Swappo wrote:
Exactly my thought as well...
Looks like Sognefjorden where I lived for 1½ years.
Yes, Norway.
The first one is Geiranger.
The second is from the bus ride back toward Ålesund.
I think it was near Stranda. http://maps.google.com/maps/place?ftid=0x4616a2598dfc46a5:0x3669b77b2e7ab0dc&q=Stranda,+Norway&hl=en&ved=0CAwQ-gswAA&sa=X&ei=uCnDTvmAG-XZiQKJwfCFBw
Impressive, especially with the good reflections. The 2nd one could have been more interesting with more vertical space perhaps (more of a square crop).
"IMO that looks a lot better w/o the yellow building"
I like the original more, as the serenity of the scene is much more apparent and the story is more clear...ships enter the port from the right and passengers disembark to the quaint cottage at the left; and the rippled water and tyre wall complete the scene; the light right to dark left is engaging. The yellow building brings out light yellows in the hillside and its reflection.

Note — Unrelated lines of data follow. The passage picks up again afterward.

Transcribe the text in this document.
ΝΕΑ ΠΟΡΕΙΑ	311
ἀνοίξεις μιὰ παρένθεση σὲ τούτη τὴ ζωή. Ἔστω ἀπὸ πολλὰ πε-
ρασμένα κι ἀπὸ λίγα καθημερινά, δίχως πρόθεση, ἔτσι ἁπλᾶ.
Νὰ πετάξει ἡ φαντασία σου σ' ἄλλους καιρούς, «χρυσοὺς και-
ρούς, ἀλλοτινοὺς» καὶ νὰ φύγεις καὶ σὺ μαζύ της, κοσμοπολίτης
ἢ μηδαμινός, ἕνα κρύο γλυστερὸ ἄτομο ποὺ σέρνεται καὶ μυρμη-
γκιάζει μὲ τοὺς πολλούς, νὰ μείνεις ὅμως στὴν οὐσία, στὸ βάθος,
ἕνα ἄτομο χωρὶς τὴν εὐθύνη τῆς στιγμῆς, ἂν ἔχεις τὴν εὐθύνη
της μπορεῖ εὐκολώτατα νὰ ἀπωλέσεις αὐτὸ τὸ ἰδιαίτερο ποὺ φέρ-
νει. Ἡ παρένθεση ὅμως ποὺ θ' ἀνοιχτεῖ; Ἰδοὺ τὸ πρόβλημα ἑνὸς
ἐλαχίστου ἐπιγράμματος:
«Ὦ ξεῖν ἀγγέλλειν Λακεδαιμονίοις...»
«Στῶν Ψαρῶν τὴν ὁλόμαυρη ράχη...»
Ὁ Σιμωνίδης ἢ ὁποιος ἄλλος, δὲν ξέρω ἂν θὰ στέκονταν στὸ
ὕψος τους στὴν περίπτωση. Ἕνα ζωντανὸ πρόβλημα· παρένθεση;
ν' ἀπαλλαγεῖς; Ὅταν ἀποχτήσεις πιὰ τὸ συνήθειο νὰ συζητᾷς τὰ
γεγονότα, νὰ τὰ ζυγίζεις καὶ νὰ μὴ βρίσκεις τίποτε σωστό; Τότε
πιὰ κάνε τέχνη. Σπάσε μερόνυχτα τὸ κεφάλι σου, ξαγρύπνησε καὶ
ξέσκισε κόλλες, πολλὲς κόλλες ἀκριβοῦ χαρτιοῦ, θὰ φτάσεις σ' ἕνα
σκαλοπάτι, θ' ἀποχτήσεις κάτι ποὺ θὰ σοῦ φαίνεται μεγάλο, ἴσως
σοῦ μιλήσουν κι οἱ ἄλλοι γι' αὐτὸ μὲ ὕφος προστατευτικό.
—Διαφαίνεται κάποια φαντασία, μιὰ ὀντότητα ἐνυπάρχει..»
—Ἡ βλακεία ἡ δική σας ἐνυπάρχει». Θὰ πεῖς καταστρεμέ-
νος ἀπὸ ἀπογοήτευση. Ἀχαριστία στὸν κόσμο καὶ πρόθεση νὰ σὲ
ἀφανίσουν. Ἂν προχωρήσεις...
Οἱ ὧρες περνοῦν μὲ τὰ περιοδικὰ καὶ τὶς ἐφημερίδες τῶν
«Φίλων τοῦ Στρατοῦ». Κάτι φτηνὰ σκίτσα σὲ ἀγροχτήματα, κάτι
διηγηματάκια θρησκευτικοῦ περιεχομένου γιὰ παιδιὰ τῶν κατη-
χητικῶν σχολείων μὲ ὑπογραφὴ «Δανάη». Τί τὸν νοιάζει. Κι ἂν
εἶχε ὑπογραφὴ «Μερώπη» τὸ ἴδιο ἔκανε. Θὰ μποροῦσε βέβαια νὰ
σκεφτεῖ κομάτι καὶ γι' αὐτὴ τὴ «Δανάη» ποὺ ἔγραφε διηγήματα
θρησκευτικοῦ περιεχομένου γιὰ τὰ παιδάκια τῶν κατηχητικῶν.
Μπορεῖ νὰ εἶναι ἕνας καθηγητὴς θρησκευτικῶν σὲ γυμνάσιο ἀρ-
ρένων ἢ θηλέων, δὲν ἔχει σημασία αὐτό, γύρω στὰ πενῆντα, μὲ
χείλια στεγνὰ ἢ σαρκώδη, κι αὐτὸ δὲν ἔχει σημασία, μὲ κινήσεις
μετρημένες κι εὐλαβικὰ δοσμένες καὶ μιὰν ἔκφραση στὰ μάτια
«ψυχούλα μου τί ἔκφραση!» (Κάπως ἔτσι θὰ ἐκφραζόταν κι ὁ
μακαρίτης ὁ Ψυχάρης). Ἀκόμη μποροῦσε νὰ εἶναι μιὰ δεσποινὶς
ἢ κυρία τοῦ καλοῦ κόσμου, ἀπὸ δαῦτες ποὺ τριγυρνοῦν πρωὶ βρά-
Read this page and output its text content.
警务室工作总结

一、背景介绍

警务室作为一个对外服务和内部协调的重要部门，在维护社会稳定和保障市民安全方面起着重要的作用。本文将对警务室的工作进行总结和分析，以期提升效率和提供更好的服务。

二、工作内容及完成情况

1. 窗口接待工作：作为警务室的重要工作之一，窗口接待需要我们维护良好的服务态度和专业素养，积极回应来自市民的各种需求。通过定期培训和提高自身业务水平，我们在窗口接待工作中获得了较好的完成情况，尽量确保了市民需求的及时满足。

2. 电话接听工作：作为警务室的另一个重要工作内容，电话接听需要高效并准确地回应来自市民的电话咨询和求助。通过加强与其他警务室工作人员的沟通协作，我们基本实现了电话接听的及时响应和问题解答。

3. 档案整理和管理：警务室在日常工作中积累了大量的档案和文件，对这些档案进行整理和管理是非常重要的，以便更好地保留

Compositionally, a lot of people dislike a lack of frontal white space ahead of main moving subjects also. Finally the mountain and its reflection overwhelm the balance of the shot in the tighter crop, and disrupt the eye's natural movement across the frame. Can't please everybody, I guess. Nice photos, excellent use of the 35-70's strengths, thanks t_g.
Thanks for the analysis, Philip. I generally prefer the wider version as well, though
I can see it going either way.
The 35-70 really delivered on that vacation. I took it in place of the 24-70L and
there weren't many cases where I missed the autofocus. There were cases where
24mm would have been handy, but the wonderful image quality the Zeiss delivers at
35mm makes it a winner in many landscape situations.
I was pretty pleased with the performance of my 16-35L mkI also, though it's edge performance
doesn't compare with that of the Zeiss 35-70. Still, it acquitted itself quite well.
I agree with Philip that the first crop is more harmonious, but for me it just feels a bit tight vertically. What I actually meant is that I would have liked to see more of the mountain in the frame.
What a sweet spot, Tri, well done! And nice sharpening, I know that level of detail is hard to get right. Was there a sink plug at the bottom of the whirlpool? ;-)
The 100-300mm is very interesting to me, it seems to share the dense,'robust' colours with the 35-135mm zoom (and thank you to photoe and John Black for a few pages back, great photos), more than the more delicate and even 35-70 palette.
inglis, I shoot it on the tripod but it does have a future with a chip on Sony for SS, and I will do this for handholding, since it impresses at close range. David, who converted it to Sony mount, suggested one for 300mm but I think either 100mm or 135mm as it is best in that range. I'll post more big country 'scapes soon, from places no one goes.